37      In the case at hand, it is apparent from the file before the Court that the municipality of Babušnica concluded a grant contract with the managing authority, that it was designated as the lead partner and that, in that capacity, it was liable, vis-à-vis the managing authority, for all irregularities committed and for repayment of all amounts due to that authority in the event of an irregularity, whereas the irregularity at issue was allegedly committed by NOV ZHIVOT 1919, a partner under the project ‘Cross-border Cultural Network for a Shared Future’.

38      Having regard to the financial accountability which, in accordance with Article 27(2) of Regulation No 1299/2013, is incumbent on the lead beneficiary and which consists in repaying any amount unduly paid, and to the status of such a beneficiary as the direct interlocutor of the managing authority in question, it must be held that, where a financial correction decision directly affects the interests of a lead beneficiary, that decision must be addressed to it.

39      In that regard, the fact, mentioned by the referring court, that the managing authority is not competent to address a financial correction to the lead beneficiary concerned – the municipality of Babušnica – cannot be such as to alter that obligation.

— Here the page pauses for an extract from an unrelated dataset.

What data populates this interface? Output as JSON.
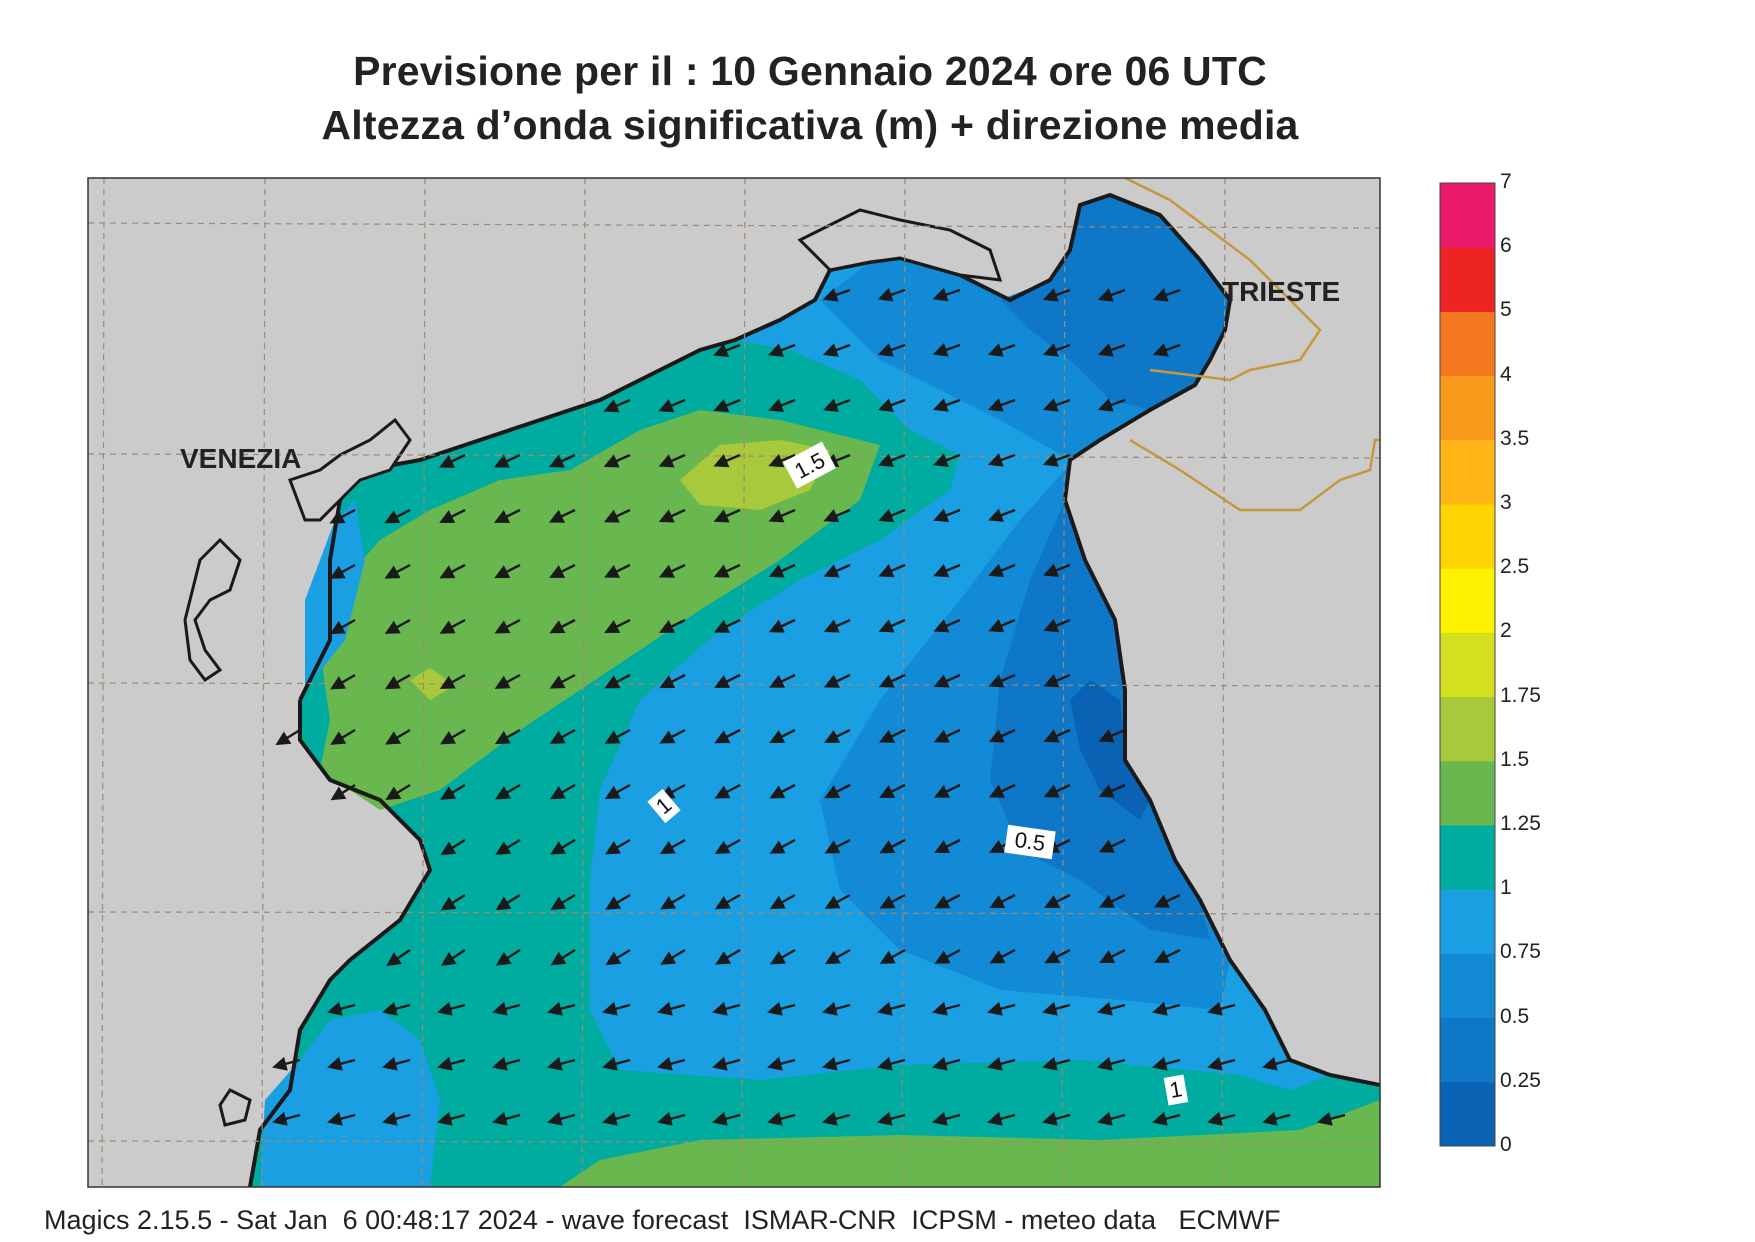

40      It is apparent from the foregoing that the answer to the first question is that Article 40 and Article 46(6) of Implementing Regulation No 447/2014, read in conjunction with Article 27(2) of Regulation No 1299/2013, must be interpreted as meaning that they preclude a managing authority established in a Member State and participating in a cross-border cooperation programme under IPA II from addressing a financial correction decision only to an economic operator which has committed an irregularity, within the meaning of Article 2(36) of Regulation 1303/2013, when a lead beneficiary, responsible for the implementation of the entire project at issue, including the repayment of any amount unduly paid, has been designated under that programme, but is not established in that Member State.

 The second question

41      Having regard to the answer given to the first question, there is no need to answer the second question.

 Costs

42      Since these proceedings are, for the parties to the main proceedings, a step in the action pending before the referring court, the decision on costs is a matter for that court. Costs incurred in submitting observations to the Court, other than the costs of those parties, are not recoverable.

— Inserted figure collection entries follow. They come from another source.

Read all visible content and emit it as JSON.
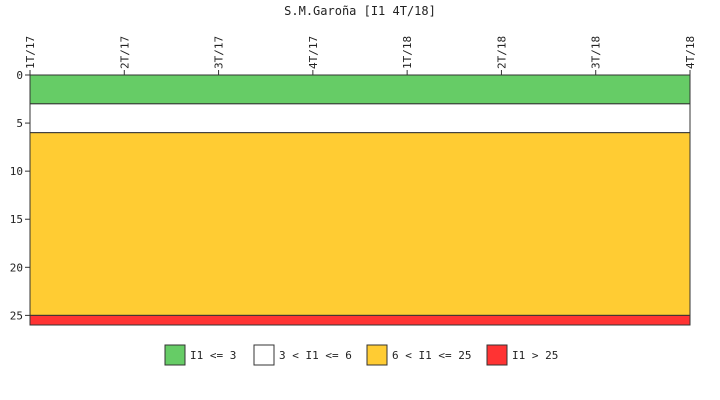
{
  "chart_data": {
    "type": "area",
    "title": "S.M.Garoña [I1 4T/18]",
    "xlabel": "",
    "ylabel": "",
    "categories": [
      "1T/17",
      "2T/17",
      "3T/17",
      "4T/17",
      "1T/18",
      "2T/18",
      "3T/18",
      "4T/18"
    ],
    "y_axis_inverted": true,
    "ylim": [
      0,
      26
    ],
    "yticks": [
      0,
      5,
      10,
      15,
      20,
      25
    ],
    "grid": false,
    "legend_position": "bottom",
    "bands": [
      {
        "name": "I1 <= 3",
        "from": 0,
        "to": 3,
        "color": "#66cc66"
      },
      {
        "name": "3 < I1 <= 6",
        "from": 3,
        "to": 6,
        "color": "#ffffff"
      },
      {
        "name": "6 < I1 <= 25",
        "from": 6,
        "to": 25,
        "color": "#ffcc33"
      },
      {
        "name": "I1 > 25",
        "from": 25,
        "to": 26,
        "color": "#ff3333"
      }
    ]
  }
}
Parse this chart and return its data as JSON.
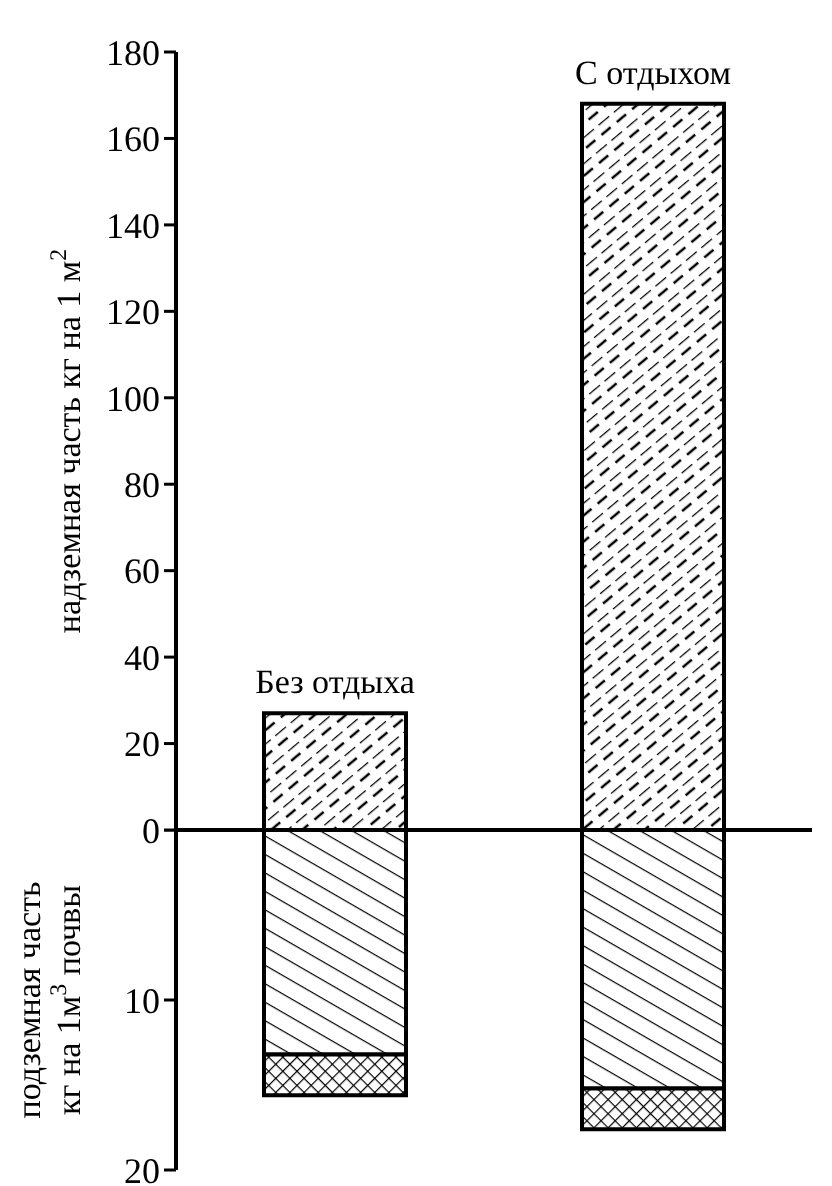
{
  "chart_data": [
    {
      "type": "bar",
      "categories": [
        "Без отдыха",
        "С отдыхом"
      ],
      "ylabel": "надземная часть кг на 1 м$^{2}$",
      "series": [
        {
          "color": "#000000",
          "values": [
            27,
            168
          ]
        }
      ],
      "ylim": [
        0,
        180
      ],
      "yticks": [
        0,
        20,
        40,
        60,
        80,
        100,
        120,
        140,
        160,
        180
      ],
      "grid": false,
      "legend": false,
      "tick_labels": "y"
    },
    {
      "type": "bar",
      "categories": [
        null,
        null
      ],
      "ylabel": "подземная часть\nкг на 1м$^{3}$ почвы",
      "stacked": true,
      "series": [
        {
          "color": "#000000",
          "values": [
            13.2,
            15.2
          ]
        },
        {
          "color": "#000000",
          "values": [
            2.4,
            2.4
          ]
        }
      ],
      "ylim": [
        20,
        0
      ],
      "yticks": [
        {
          "value": 0,
          "label": null
        },
        10,
        20
      ],
      "grid": false,
      "legend": false,
      "tick_labels": "y"
    }
  ]
}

On those grounds, the Court (Eighth Chamber) hereby rules:

Article 40 and Article 46(6) of Commission Implementing Regulation (EU) No 447/2014 of 2 May 2014 on the specific rules for implementing Regulation (EU) No 231/2014 of the European Parliament and of the Council establishing an Instrument for Pre-accession assistance (IPA II), read in conjunction with Article 27(2) of Regulation (EU) No 1299/2013 of the European Parliament and of the Council of 17 December 2013 on specific provisions for the support from the European Regional Development Fund to the European territorial cooperation goal,

must be interpreted as meaning that: they preclude a managing authority established in a Member State and participating in a cross-border cooperation programme under the Instrument for Pre-accession Assistance (IPA II) from addressing a financial correction decision only to an economic operator which has committed an irregularity, within the meaning of Article 2(36) of Regulation (EU) No 1303/2013 of the European Parliament and of the Council of 17 December 2013 laying down common provisions on the European Regional Development Fund, the European Social Fund, the Cohesion Fund, the European Agricultural Fund for Rural Development and the European Maritime and Fisheries Fund and laying down general provisions on the European Regional Development Fund, the European Social Fund, the Cohesion Fund and the European Maritime and Fisheries Fund and repealing Council Regulation (EC) No 1083/2006, when a lead beneficiary, responsible for the implementation of the entire project at issue, including the repayment of any amount unduly paid, has been designated under that programme, but is not established in that Member State.

[Signatures]


*      Language of the case: Bulgarian.